Shane noted that, while this isn’t the first time he has apologised specifically for blackface, those previous apologies were motivated by “fear”. This time, he claimed, he wanted to “own up”.
While Shane said that he didn’t want to “make excuses”, the YouTuber cited his past trauma, the way his videos were edited (which he thinks framed his behaviour in an even worse light), and essentially trying to be funny, all as reasons for this racist content.
Shane also mentioned his recent comments about James Charles, saying he regrets claiming that the beauty YouTuber needs to eat "humble pie". "The part of the Twitter note that I regret more than anything in my entire life, was the part where I said that James deserve a slice of humble pie the size of the Empire State Building," he said. "I'm sorry, James ... First of all, nobody deserves what happened.
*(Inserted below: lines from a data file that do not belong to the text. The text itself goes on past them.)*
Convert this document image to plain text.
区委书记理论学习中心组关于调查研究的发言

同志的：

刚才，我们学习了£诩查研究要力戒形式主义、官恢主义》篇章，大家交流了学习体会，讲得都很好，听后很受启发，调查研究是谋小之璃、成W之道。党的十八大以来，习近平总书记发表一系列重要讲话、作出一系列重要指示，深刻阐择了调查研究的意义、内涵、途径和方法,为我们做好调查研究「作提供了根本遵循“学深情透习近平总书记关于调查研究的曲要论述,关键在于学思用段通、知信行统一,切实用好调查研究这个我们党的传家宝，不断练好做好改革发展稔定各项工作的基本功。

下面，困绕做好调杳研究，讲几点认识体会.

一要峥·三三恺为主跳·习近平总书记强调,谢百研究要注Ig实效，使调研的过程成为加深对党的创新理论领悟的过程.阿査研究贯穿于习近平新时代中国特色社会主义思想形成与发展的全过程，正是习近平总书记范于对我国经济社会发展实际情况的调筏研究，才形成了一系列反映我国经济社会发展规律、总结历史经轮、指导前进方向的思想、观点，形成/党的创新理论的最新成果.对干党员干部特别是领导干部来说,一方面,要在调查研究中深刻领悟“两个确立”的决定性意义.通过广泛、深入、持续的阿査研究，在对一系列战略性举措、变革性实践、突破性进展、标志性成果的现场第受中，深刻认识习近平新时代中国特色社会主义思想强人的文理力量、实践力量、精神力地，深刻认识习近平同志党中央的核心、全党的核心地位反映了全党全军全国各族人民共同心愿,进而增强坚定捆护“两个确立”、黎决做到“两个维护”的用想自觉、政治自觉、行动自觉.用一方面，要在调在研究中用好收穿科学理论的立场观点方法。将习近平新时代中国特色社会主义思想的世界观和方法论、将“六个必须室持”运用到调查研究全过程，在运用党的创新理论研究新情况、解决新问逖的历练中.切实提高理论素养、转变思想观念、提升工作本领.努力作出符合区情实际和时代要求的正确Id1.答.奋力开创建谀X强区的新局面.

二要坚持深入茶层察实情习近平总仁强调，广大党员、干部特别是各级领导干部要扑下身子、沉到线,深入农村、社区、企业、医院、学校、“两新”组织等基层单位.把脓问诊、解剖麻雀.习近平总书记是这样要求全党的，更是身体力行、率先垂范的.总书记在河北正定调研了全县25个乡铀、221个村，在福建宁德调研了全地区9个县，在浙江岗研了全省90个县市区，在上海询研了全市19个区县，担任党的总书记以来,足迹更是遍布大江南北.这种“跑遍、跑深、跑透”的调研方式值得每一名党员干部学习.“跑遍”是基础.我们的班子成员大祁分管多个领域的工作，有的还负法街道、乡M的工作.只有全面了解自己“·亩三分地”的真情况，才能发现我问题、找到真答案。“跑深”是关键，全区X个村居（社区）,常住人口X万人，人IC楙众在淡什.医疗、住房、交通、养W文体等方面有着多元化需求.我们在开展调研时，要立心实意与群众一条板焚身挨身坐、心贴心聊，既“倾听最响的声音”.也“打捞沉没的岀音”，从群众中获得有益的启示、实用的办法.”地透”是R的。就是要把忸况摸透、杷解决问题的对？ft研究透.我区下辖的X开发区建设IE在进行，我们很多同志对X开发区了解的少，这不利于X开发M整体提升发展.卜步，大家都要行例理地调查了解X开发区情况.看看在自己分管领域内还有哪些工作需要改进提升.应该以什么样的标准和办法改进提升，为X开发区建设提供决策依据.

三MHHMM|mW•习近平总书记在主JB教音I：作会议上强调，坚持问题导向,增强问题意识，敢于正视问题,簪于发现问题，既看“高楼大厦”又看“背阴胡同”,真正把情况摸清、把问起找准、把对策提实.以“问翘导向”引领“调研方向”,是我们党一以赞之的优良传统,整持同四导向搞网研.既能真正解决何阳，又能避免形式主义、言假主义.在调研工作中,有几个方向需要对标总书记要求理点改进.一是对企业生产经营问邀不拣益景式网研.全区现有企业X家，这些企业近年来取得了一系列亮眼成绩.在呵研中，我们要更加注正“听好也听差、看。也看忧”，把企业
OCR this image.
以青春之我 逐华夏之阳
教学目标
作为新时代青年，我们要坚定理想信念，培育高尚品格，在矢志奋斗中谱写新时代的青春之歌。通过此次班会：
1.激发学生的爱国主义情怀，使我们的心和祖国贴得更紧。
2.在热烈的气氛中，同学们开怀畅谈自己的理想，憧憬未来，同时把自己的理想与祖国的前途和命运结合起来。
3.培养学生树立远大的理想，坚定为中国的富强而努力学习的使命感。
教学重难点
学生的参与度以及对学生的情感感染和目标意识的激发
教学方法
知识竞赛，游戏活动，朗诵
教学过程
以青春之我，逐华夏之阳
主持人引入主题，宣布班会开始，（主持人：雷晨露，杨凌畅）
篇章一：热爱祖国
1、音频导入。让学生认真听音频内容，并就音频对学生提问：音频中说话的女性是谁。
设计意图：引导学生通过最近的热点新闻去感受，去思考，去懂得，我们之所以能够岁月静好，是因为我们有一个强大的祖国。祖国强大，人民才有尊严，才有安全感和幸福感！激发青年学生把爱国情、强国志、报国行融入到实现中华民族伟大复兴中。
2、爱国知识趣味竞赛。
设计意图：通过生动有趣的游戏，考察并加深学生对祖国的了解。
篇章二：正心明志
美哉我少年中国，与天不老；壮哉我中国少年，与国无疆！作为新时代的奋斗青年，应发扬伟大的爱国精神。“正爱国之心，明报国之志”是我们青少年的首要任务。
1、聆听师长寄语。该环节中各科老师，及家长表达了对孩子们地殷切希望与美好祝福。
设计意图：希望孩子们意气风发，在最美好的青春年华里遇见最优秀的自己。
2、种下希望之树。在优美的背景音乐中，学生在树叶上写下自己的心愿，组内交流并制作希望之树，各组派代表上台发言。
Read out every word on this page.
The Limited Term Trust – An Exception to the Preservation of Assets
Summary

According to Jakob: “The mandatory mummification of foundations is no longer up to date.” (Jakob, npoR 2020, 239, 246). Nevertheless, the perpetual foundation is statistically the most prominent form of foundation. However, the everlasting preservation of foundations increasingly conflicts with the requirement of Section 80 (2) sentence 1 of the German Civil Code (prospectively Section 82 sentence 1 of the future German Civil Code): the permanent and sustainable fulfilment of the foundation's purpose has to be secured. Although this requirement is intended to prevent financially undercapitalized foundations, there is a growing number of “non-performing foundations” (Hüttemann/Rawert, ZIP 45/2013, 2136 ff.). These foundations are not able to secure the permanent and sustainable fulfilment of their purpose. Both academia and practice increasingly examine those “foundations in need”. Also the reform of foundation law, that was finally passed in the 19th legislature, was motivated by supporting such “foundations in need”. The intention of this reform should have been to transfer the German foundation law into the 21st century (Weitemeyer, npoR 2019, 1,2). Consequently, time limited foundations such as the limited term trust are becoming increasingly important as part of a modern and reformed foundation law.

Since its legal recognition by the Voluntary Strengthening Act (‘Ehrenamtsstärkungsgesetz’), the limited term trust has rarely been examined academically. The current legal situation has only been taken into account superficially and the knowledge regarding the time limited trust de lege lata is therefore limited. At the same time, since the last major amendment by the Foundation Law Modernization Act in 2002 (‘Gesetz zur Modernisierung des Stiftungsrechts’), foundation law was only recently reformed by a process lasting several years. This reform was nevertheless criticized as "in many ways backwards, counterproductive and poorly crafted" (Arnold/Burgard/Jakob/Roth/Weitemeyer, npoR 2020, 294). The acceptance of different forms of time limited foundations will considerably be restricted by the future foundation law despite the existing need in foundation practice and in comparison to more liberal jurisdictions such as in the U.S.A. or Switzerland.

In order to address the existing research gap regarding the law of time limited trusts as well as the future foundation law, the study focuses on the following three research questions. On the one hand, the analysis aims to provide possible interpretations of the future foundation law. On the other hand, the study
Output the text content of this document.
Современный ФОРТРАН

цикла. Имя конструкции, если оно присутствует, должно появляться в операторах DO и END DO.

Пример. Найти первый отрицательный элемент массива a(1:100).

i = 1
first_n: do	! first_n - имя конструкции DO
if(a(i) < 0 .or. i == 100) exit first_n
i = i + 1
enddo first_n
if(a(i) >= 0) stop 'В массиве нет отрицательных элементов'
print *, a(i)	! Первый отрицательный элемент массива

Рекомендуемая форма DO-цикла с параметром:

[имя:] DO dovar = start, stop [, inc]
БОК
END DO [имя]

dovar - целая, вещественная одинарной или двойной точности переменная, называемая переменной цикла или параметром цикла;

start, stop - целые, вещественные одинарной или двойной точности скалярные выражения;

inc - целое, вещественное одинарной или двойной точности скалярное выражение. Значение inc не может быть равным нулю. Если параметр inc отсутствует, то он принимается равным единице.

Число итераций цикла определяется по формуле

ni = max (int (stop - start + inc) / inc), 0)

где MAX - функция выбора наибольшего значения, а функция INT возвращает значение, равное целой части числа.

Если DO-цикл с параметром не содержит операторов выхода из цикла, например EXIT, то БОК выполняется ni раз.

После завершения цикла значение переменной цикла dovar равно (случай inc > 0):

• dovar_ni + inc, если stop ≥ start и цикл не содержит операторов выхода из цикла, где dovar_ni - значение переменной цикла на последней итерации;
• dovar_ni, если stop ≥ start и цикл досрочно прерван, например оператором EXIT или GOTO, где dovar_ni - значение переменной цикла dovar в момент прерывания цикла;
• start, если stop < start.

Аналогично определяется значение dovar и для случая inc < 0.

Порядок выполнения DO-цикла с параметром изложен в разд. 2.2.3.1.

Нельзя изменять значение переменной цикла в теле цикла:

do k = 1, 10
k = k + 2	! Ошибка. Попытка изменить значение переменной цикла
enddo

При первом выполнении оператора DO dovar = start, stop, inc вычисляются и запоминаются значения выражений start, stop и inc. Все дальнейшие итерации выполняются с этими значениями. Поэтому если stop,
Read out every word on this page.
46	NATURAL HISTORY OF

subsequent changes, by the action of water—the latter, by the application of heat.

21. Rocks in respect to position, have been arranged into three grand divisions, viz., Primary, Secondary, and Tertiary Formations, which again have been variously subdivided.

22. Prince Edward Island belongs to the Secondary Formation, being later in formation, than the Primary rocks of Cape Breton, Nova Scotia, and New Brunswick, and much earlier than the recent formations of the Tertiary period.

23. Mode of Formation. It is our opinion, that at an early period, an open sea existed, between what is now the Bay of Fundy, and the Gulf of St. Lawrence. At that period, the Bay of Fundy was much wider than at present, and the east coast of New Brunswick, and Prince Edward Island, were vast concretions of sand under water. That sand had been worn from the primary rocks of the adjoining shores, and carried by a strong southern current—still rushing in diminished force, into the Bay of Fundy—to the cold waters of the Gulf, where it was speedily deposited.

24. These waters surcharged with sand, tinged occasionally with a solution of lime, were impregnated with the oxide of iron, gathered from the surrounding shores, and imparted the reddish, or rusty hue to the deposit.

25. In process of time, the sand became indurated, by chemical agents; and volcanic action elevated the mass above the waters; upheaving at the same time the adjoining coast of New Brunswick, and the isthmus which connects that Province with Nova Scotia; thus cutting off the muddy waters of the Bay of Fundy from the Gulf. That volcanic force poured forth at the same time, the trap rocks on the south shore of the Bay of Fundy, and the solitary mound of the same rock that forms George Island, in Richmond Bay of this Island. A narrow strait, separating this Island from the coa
The whole internet ganging up on somebody, nobody deserved that. Who am I that somebody needs to be humbled? Me? Who am I to say that? I have literally put so much hate onto the internet over my last 15 years."
The reckoning of white people in positions of power who have behaved in ways that undermine, discriminate against, and/or terrorise Black and other people of colour is well underway in the US, spanning from Man Repeller's Leandra Medine all the way to top dogs at the New York Times and Condé Nast. For someone like Shane – who's success lives or dies by his subscriber count – the ramifications are less clear. This isn’t Dawson's first apology video. With more than 23M subscribers on the platform and no talk of him 'quitting' the platform altogether, we’d wager that it won’t be his last.